Teamwork is a cornerstone of business – often regardless of which role that any given person finds themselves in. It’s easy enough to demand that your team members practice strong teamworking skills, but without fostering the right environment for them to do so, this might be difficult.
As a manager, you have a specific role to play in helping to encourage this team collaboration. There is an art to it that might not be your first instinct. The more abrasive and direct approaches might not always result in the happiest working environments, and that could come back to bite you in many ways, including with a higher staff turnover than you need to have.
Work With Them
It’s important to remember that you are a part of this process. Rather than being a distinct entity whose sole purpose is to oversee operations, you are a part of the working process. Even if you’re not directly involved in the operations of any given department, your employees might constantly be coming to you so that they can discuss issues or ask for help with more administrative issues.
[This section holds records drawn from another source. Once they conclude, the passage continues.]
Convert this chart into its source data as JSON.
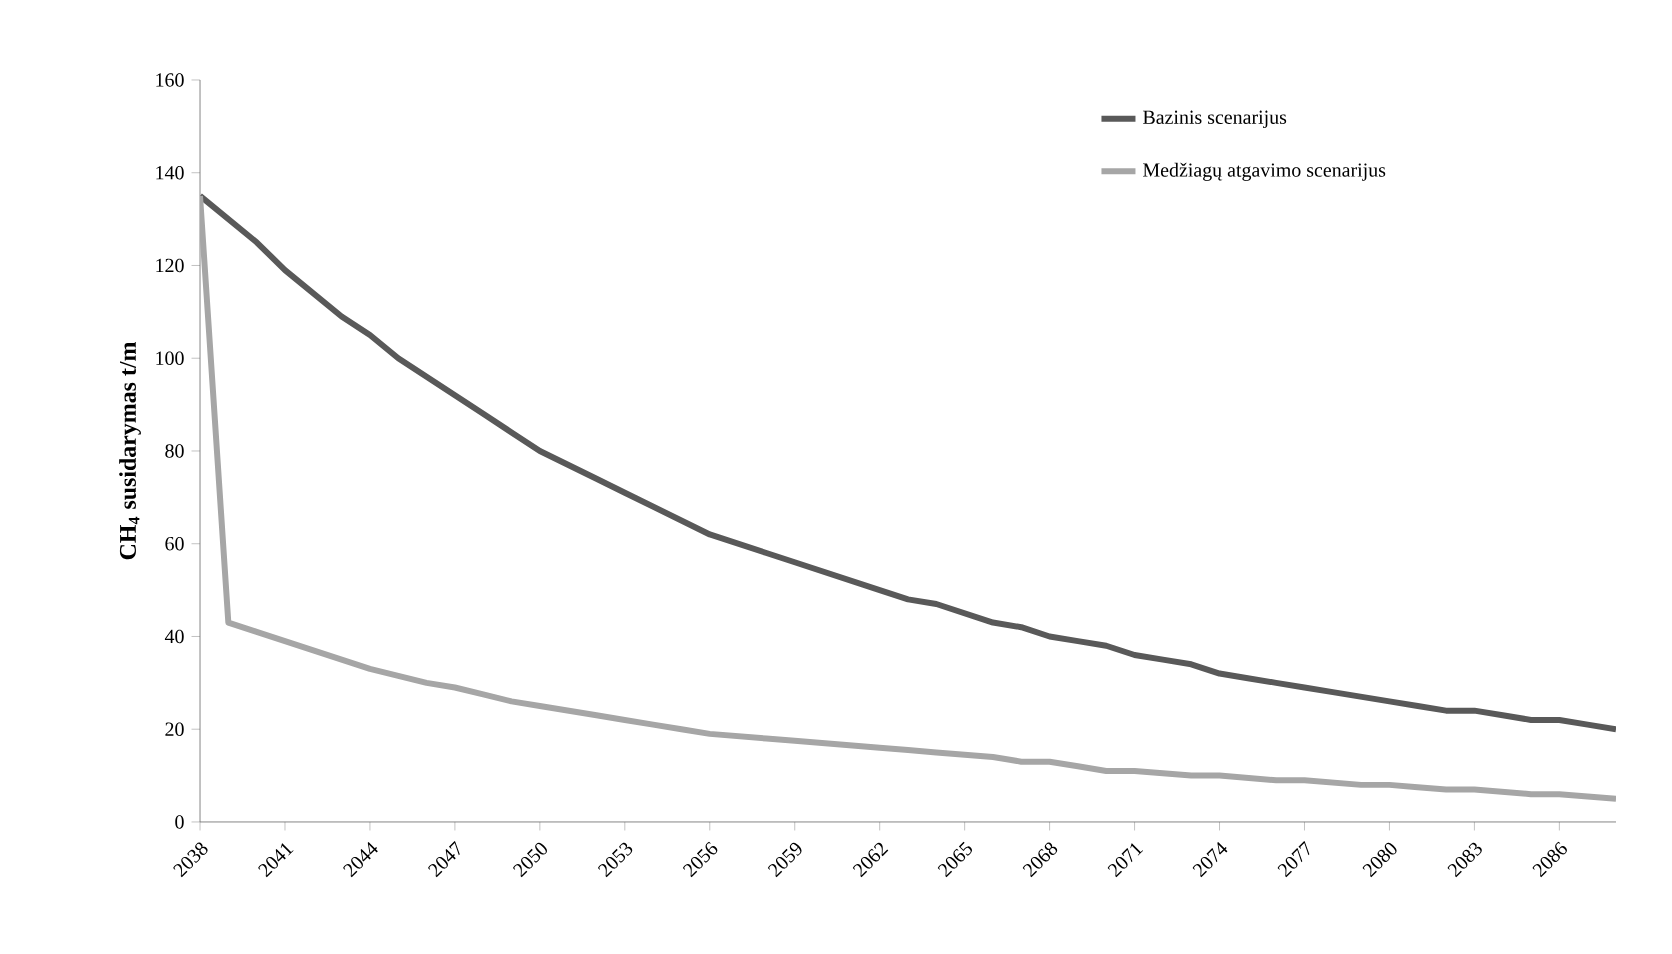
{
  "chart_data": {
    "type": "line",
    "ylabel": "**CH$_{4}$ susidarymas t/m**",
    "categories": [
      "2038",
      null,
      null,
      "2041",
      null,
      null,
      "2044",
      null,
      null,
      "2047",
      null,
      null,
      "2050",
      null,
      null,
      "2053",
      null,
      null,
      "2056",
      null,
      null,
      "2059",
      null,
      null,
      "2062",
      null,
      null,
      "2065",
      null,
      null,
      "2068",
      null,
      null,
      "2071",
      null,
      null,
      "2074",
      null,
      null,
      "2077",
      null,
      null,
      "2080",
      null,
      null,
      "2083",
      null,
      null,
      "2086",
      null,
      null
    ],
    "series": [
      {
        "name": "Bazinis scenarijus",
        "color": "#595959",
        "values": [
          135,
          130,
          125,
          119,
          114,
          109,
          105,
          100,
          96,
          92,
          88,
          84,
          80,
          77,
          74,
          71,
          68,
          65,
          62,
          60,
          58,
          56,
          54,
          52,
          50,
          48,
          47,
          45,
          43,
          42,
          40,
          39,
          38,
          36,
          35,
          34,
          32,
          31,
          30,
          29,
          28,
          27,
          26,
          25,
          24,
          24,
          23,
          22,
          22,
          21,
          20
        ]
      },
      {
        "name": "Medžiagų atgavimo  scenarijus",
        "color": "#a6a6a6",
        "values": [
          135,
          43,
          41,
          39,
          37,
          35,
          33,
          31.5,
          30,
          29,
          27.5,
          26,
          25,
          24,
          23,
          22,
          21,
          20,
          19,
          18.5,
          18,
          17.5,
          17,
          16.5,
          16,
          15.5,
          15,
          14.5,
          14,
          13,
          13,
          12,
          11,
          11,
          10.5,
          10,
          10,
          9.5,
          9,
          9,
          8.5,
          8,
          8,
          7.5,
          7,
          7,
          6.5,
          6,
          6,
          5.5,
          5
        ]
      }
    ],
    "ylim": [
      0,
      160
    ],
    "yticks": [
      0,
      20,
      40,
      60,
      80,
      100,
      120,
      140,
      160
    ],
    "legend": "top right",
    "line_style": "solid",
    "marker": "none",
    "grid": false
  }
}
Of course, you can be more involved if you want to be. However, it’s important to understand when you’re helping and when you’re hindering. It’s natural that you might want to be involved with what’s going on with your business, but if you lack the expertise of the other members of the department, you might be interfering more than you realize.
Be Flexible
Sometimes, your employees are going to come to you with ideas or suggestions that don’t initially sound like the route that you would think to take to improving their team collaboration. Firstly, it’s important to remember that you might be lacking the technical skills that would lead to this suggestion feeling like a natural one, but it’s also important to have some patience. If you ask them the questions that you have, you can help them to help you understand. For example, if they’re trying to encourage you to invest in APIs for the sake of your websites, apps, or other digital platforms, it might be a tool that you’ve never heard of. You can ask them about it, but you might also do some reading into API news and other research that can help you to gain a more thorough understanding.
Trust Them
As their employer, it can feel as though you have to interfere in their working habits if you’re hoping to influence the result. However, this might not be the case, and the ability of your team to work together might flourish if it’s given space to do so without you. That being said, it’s only in the areas of obvious involvement that this might be true; you can still have a positive and indirect influence by creating a workspace where they feel comfortable collaborating with each other and able to deliver their best work.
A trusting work environment can help your team members feel as though they can work with each other in whatever feels most natural to them. Not everyone has the same working style, after all, and a willingness on your end to cater to this variety can be enormously beneficial.